On my more generous days, I would say perhaps that assigning a label to one's self is more legitimate than assigning it to someone else. Besides, The origin of the right-left continuum has its origins as a metaphor derived from a seating plan.
However, that does not obviate the fact that voices that advocate social reform in support the sexual revolution contrast with voices that advocate the conservation of socially constructed roles, however rationalized.
Polarization on social issues, including the politics of gender identity, is real, palpable, measurable, no matter which metaphor one uses to chart it out.
As for the inclusion of theology in the matrix, I think it is exactly that i.e. an element or component that never stands alone but which may be found along side other items in the social and cultural environment. Even the God whose name cannot be pronounced has an historical and cultural identity complete with language.

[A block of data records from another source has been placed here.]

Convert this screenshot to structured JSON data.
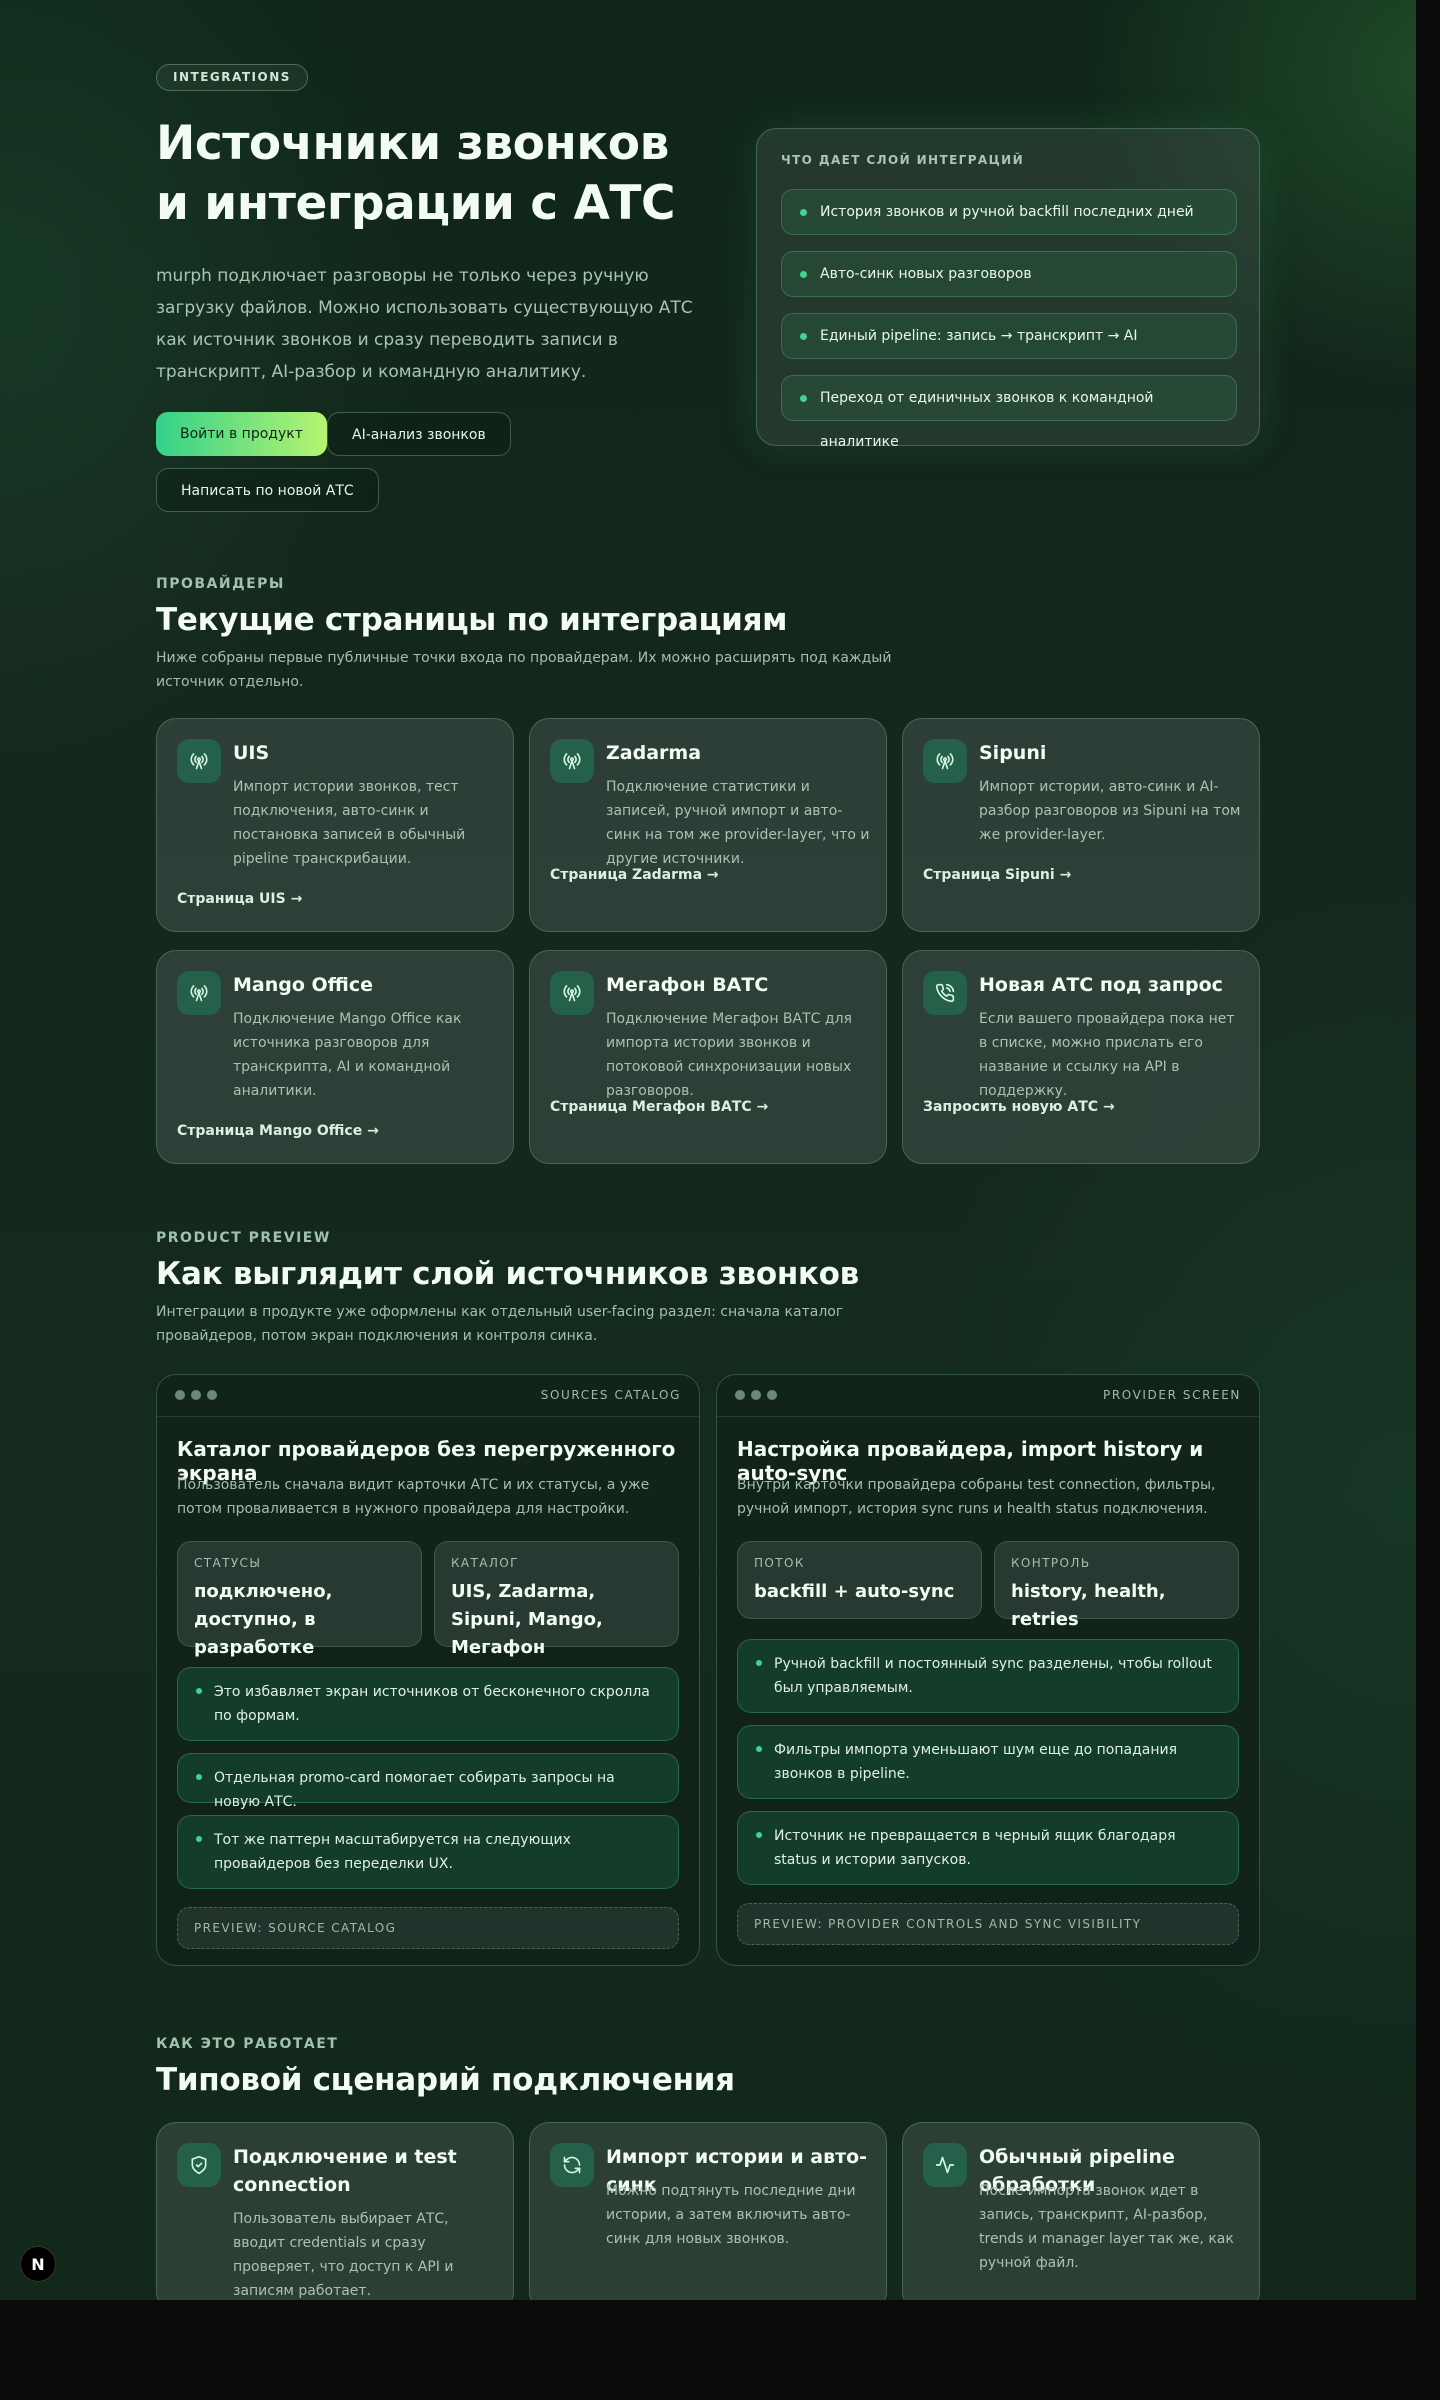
{
  "hero": {
    "badge": "INTEGRATIONS",
    "title": "Источники звонков и интеграции с АТС",
    "lead": "murph подключает разговоры не только через ручную загрузку файлов. Можно использовать существующую АТС как источник звонков и сразу переводить записи в транскрипт, AI-разбор и командную аналитику.",
    "buttons": {
      "login": "Войти в продукт",
      "ai": "AI-анализ звонков",
      "write": "Написать по новой АТС"
    },
    "panel": {
      "title": "ЧТО ДАЕТ СЛОЙ ИНТЕГРАЦИЙ",
      "items": [
        "История звонков и ручной backfill последних дней",
        "Авто-синк новых разговоров",
        "Единый pipeline: запись → транскрипт → AI",
        "Переход от единичных звонков к командной аналитике"
      ]
    }
  },
  "providers": {
    "eyebrow": "ПРОВАЙДЕРЫ",
    "title": "Текущие страницы по интеграциям",
    "sub": "Ниже собраны первые публичные точки входа по провайдерам. Их можно расширять под каждый источник отдельно.",
    "cards": [
      {
        "title": "UIS",
        "desc": "Импорт истории звонков, тест подключения, авто-синк и постановка записей в обычный pipeline транскрибации.",
        "link": "Страница UIS",
        "icon": "antenna-icon"
      },
      {
        "title": "Zadarma",
        "desc": "Подключение статистики и записей, ручной импорт и авто-синк на том же provider-layer, что и другие источники.",
        "link": "Страница Zadarma",
        "icon": "antenna-icon"
      },
      {
        "title": "Sipuni",
        "desc": "Импорт истории, авто-синк и AI-разбор разговоров из Sipuni на том же provider-layer.",
        "link": "Страница Sipuni",
        "icon": "antenna-icon"
      },
      {
        "title": "Mango Office",
        "desc": "Подключение Mango Office как источника разговоров для транскрипта, AI и командной аналитики.",
        "link": "Страница Mango Office",
        "icon": "antenna-icon"
      },
      {
        "title": "Мегафон ВАТС",
        "desc": "Подключение Мегафон ВАТС для импорта истории звонков и потоковой синхронизации новых разговоров.",
        "link": "Страница Мегафон ВАТС",
        "icon": "antenna-icon"
      },
      {
        "title": "Новая АТС под запрос",
        "desc": "Если вашего провайдера пока нет в списке, можно прислать его название и ссылку на API в поддержку.",
        "link": "Запросить новую АТС",
        "icon": "phone-call-icon"
      }
    ]
  },
  "preview": {
    "eyebrow": "PRODUCT PREVIEW",
    "title": "Как выглядит слой источников звонков",
    "sub": "Интеграции в продукте уже оформлены как отдельный user-facing раздел: сначала каталог провайдеров, потом экран подключения и контроля синка.",
    "left": {
      "tag": "SOURCES CATALOG",
      "title": "Каталог провайдеров без перегруженного экрана",
      "desc": "Пользователь сначала видит карточки АТС и их статусы, а уже потом проваливается в нужного провайдера для настройки.",
      "stats": [
        {
          "label": "СТАТУСЫ",
          "value": "подключено, доступно, в разработке"
        },
        {
          "label": "КАТАЛОГ",
          "value": "UIS, Zadarma, Sipuni, Mango, Мегафон"
        }
      ],
      "bullets": [
        "Это избавляет экран источников от бесконечного скролла по формам.",
        "Отдельная promo-card помогает собирать запросы на новую АТС.",
        "Тот же паттерн масштабируется на следующих провайдеров без переделки UX."
      ],
      "footer": "PREVIEW: SOURCE CATALOG"
    },
    "right": {
      "tag": "PROVIDER SCREEN",
      "title": "Настройка провайдера, import history и auto-sync",
      "desc": "Внутри карточки провайдера собраны test connection, фильтры, ручной импорт, история sync runs и health status подключения.",
      "stats": [
        {
          "label": "ПОТОК",
          "value": "backfill + auto-sync"
        },
        {
          "label": "КОНТРОЛЬ",
          "value": "history, health, retries"
        }
      ],
      "bullets": [
        "Ручной backfill и постоянный sync разделены, чтобы rollout был управляемым.",
        "Фильтры импорта уменьшают шум еще до попадания звонков в pipeline.",
        "Источник не превращается в черный ящик благодаря status и истории запусков."
      ],
      "footer": "PREVIEW: PROVIDER CONTROLS AND SYNC VISIBILITY"
    }
  },
  "how": {
    "eyebrow": "КАК ЭТО РАБОТАЕТ",
    "title": "Типовой сценарий подключения",
    "cards": [
      {
        "title": "Подключение и test connection",
        "desc": "Пользователь выбирает АТС, вводит credentials и сразу проверяет, что доступ к API и записям работает.",
        "icon": "shield-check-icon"
      },
      {
        "title": "Импорт истории и авто-синк",
        "desc": "Можно подтянуть последние дни истории, а затем включить авто-синк для новых звонков.",
        "icon": "refresh-icon"
      },
      {
        "title": "Обычный pipeline обработки",
        "desc": "После импорта звонок идет в запись, транскрипт, AI-разбор, trends и manager layer так же, как ручной файл.",
        "icon": "activity-icon"
      }
    ]
  },
  "badge_logo": "N",
  "colors": {
    "accent": "#3fd68c",
    "accent_end": "#b7f470",
    "bg": "#142a1e"
  }
}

The stance I've taken on scripture is, even if comparatively, a liberal theological stance; but it exists as one kind of analysis along side, for example, notions of human and civil rights, modern insights into the human sexual response, and the like. Conservatives who argue that this is a matter of pure doctrine or divine revelation dictated from heaven and binding for all time are engaging in a kind of special pleading, one that has serious implications for social justice and the credibility of theological insight itself. Map the distance between us as you will.
"However, that does not obviate the fact that voices that advocate social reform in support the sexual revolution contrast with voices that advocate the conservation of socially constructed roles, however rationalized."
That's probably fair; it's just important to recognize that not all SSM advocates "support the sexual revolution." On the contrary, those truly committed to advancing the latter tend to look askance at marriage as an attempt to assimilate GLB people while deprecating queer relationships which do not conform to heterosexual-style marital models. This is the radical "pansexual" school of thought of which David Virtue often complains: it does exist (where I live, Concordia University is a hotbed of this version of queer theory) but he tends to conflate it with all SSM support. Some of the latter, however, have more in common with Virtue himself than with the Concordians - especially in affirming fidelity within marriage and abstinence without as the Christian norm.
@ Geoff, "On the contrary, those truly committed to advancing the latter tend to look askance at marriage as an attempt to assimilate GLB people while deprecating queer relationships which do not conform to heterosexual-style marital models." Sure thing; but keep in mind that revolutions almost always encompass a spectrum. Instance, just for example, the tension between focus and diversity in the Maquis of WWII France.
Besides, are not monastics or hermits or anchorites or parochial celibates , each with a focus on sexuality, revolutionary alternatives to marriage?
No matter that practitioners of faith may view the church theologically, churches are societies.Hence the usefulness of the continuum, the spectrum, of physical arrangements metaphors, in navigating the same.
The earliest concepts of marriage were based on the disposition of property rights and procreation.
Many Church-sanctioned heterosexual marriages today are based on other goods - including faithfulness, companionship and co-habitation without the need or capability to procreate or secure property. This is a new function of heterosexual marriage; not unlike the prospect of same-sex marriage, surely?